In the early centuries of Islam, women played an important role in various areas: culture, politics, commerce, religion… One great example is ‘Hind bint Attabeh’ who fought at the battle of Yarmuk[i] and “Khadidja bint Khuwaylid” (the wife of the prophet Muhammed) who was a business woman by that time, who is considered as an inspiration model for all Muslim women.

During the social movements (what is called “Arab Spring”), in countries like Egypt and Tunisia, women protesters were in the front line of the movements, their participation was demographically inclusive, they led off and online mobilizations. In Tahrir Square (Egypt), women of different ages, some of them were accompanied by their children, worked steadily to support the protests: they planned, organized and reported daily the movement. This put aside the passiveness that some western approaches underline, but unfortunately the role of women in the Middle East has been under-analyzed, these women didn’t only join the protests, but led it. And, because feminism approach is a reasonable extension of democracy, it is impossible to stop these women from fighting for their freedom and rights.

Subsequently, women in the region are not totally passive, submissive, neither exotically silent, through the history they played an important role in politics, social and economic life. As results, this first chapter shows that the descriptive scopes of western feminism are lacking deep analysis when applied to non-western cultures. This could be explained when seeking universal rationality of their principles and models by normalizing other social realities to fit their agendas, which leads to exclusion theory.

Colonial feminism:

The colonization in the Middle East had emphasized many models in order to achieve the phase of modernization (according to the west), colonial feminism is one of these models that became the dominant formula of feminism to follow; but it has always been viewed as non-representative form, especially with the decolonization times, as many saw it as foreign from their realities.

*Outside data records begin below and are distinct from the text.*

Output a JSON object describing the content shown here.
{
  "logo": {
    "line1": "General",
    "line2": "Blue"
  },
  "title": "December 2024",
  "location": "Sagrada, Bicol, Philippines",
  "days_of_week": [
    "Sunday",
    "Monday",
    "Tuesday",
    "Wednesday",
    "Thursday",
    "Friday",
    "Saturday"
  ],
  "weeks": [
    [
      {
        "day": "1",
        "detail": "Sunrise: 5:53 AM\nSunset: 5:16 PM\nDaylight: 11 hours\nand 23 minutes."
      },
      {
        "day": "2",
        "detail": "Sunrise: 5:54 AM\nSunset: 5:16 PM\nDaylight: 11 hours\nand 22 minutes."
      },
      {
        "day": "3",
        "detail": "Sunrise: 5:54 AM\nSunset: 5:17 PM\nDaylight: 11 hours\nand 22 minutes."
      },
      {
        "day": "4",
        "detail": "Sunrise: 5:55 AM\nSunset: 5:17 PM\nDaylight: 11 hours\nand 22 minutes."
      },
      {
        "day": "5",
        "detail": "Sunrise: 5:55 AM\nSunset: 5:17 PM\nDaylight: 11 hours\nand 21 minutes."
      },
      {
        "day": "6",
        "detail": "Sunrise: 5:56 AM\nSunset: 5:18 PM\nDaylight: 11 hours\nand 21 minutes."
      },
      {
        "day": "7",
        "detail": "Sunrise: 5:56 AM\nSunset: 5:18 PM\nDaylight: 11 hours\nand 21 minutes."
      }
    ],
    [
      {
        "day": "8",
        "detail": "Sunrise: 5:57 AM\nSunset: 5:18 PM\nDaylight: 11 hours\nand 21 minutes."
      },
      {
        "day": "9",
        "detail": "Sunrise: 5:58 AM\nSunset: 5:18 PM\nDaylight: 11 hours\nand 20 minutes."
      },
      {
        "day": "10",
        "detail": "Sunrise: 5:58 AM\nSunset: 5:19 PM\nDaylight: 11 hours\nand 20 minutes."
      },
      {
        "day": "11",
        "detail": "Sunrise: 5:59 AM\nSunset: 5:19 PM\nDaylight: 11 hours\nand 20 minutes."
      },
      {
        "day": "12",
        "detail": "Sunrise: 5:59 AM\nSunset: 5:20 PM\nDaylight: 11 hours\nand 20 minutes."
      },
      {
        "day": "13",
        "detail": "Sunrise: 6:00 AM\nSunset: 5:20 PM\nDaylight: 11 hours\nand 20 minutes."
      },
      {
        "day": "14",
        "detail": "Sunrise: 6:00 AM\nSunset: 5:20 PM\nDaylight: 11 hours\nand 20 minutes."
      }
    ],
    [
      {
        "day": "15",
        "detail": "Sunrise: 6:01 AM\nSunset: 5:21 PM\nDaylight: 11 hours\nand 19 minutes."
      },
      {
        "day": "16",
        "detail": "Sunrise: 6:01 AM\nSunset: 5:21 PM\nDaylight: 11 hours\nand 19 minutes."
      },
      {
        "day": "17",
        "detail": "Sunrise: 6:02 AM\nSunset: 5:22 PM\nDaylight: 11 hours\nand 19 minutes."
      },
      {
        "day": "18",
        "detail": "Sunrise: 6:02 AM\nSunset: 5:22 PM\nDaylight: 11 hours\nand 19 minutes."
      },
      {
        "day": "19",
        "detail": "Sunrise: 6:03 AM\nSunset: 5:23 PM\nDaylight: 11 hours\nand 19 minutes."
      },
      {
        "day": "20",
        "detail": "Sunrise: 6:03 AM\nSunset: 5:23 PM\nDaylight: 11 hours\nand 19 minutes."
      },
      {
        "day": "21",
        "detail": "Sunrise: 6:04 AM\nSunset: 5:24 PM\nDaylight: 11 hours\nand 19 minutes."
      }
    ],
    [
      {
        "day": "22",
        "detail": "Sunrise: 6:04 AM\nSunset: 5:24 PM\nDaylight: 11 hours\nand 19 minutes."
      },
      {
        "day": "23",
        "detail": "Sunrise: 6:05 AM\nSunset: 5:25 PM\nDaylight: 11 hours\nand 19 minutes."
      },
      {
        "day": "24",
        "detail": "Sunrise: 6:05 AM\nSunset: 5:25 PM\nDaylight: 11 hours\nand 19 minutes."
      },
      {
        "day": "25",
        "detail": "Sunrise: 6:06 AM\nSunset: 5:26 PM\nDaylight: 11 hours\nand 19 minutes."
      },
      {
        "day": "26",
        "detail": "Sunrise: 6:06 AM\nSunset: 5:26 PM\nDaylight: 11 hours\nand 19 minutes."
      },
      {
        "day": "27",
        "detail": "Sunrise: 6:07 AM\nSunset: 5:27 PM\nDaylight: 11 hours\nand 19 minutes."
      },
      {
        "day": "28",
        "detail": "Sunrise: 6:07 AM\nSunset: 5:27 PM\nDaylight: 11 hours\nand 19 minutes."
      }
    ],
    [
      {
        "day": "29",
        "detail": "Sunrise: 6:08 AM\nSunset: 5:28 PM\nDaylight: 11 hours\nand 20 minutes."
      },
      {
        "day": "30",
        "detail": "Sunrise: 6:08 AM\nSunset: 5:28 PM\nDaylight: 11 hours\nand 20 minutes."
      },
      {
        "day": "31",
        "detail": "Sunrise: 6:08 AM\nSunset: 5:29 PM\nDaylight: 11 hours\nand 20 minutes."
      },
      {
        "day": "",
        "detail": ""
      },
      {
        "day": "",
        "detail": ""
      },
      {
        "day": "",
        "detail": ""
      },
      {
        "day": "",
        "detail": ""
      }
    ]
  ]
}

Many west authors continue describing the oppressing situations of women in the Middle East, blaming the Middle Eastern societies and culture for the miserable conditions women live in the region. Digging deep, the Middle East is still witnessing continuous Western imperialism across different countries like Iraq, Afghanistan, Palestine, and Syria… The post-imperialism occupation has diluted the political and economic stability, which directly influenced the cultural and social cohesion, where are women in all this?

It is not possible to speak women’s rights in the Middle East by only looking at gender, neither by blaming only one side of the story. Imperialism, race, religion, culture, and social class all interconnect with gender to represent realities of women in the region. Interconnecting all these elements helps to avoid the mis-representation of women’s issues and boost forming coalitions and alliances that reclaim rights for all women.

Inclusion and intersecting theories:

Feminism is about various social and cultural elements such as gender, race, class, sexual orientation, religion, age… In order to study how systemic injustice and social inequality occur on different social realities basis, it is essential to intersect all these elements above, feminism cannot be only about patriarchy when it comes to specific societies, because that leads to exclusive analysis.

The exclusiveness of western theories soon led to critics that began to arise from women who felt that their experiences have been excluded by the narratives of the western feminists. Taking the example of the African American feminists who were the first to explained that mainstream feminism did not include their experiences, because their realities were different from the ones of white middle class women. For the African American feminists they had other issues related to race, education, economic opportunities, social inequality…, emphasizing one reality on whole feminist community and claiming universal feminism definitely lead to failure, because if it doesn’t represent, you cannot universalize it.

Soon Marxist, lesbian and post-colonial feminists groups joined the African American feminists in claiming more inclusive models that represent their realities, voices and challenges. This led to the theory of inclusiveness by taking into consideration at different layers of identities and realities that are usually relegated, and today the feminists in the Middle East have to ask for an inclusiveness representation.

In order to understand “feminism cause” it is necessary to establish profound historical and cultural review of aspects and realities of all women, grounding on tools that go with the features of different societies instead of relying on analytical methods of western feminism. Then we can talk less about the “Middle Eastern” oppression of women, and think about the universal oppression of women and how it reveals differently from place to place. Only then we can speak about “universal feminism project”.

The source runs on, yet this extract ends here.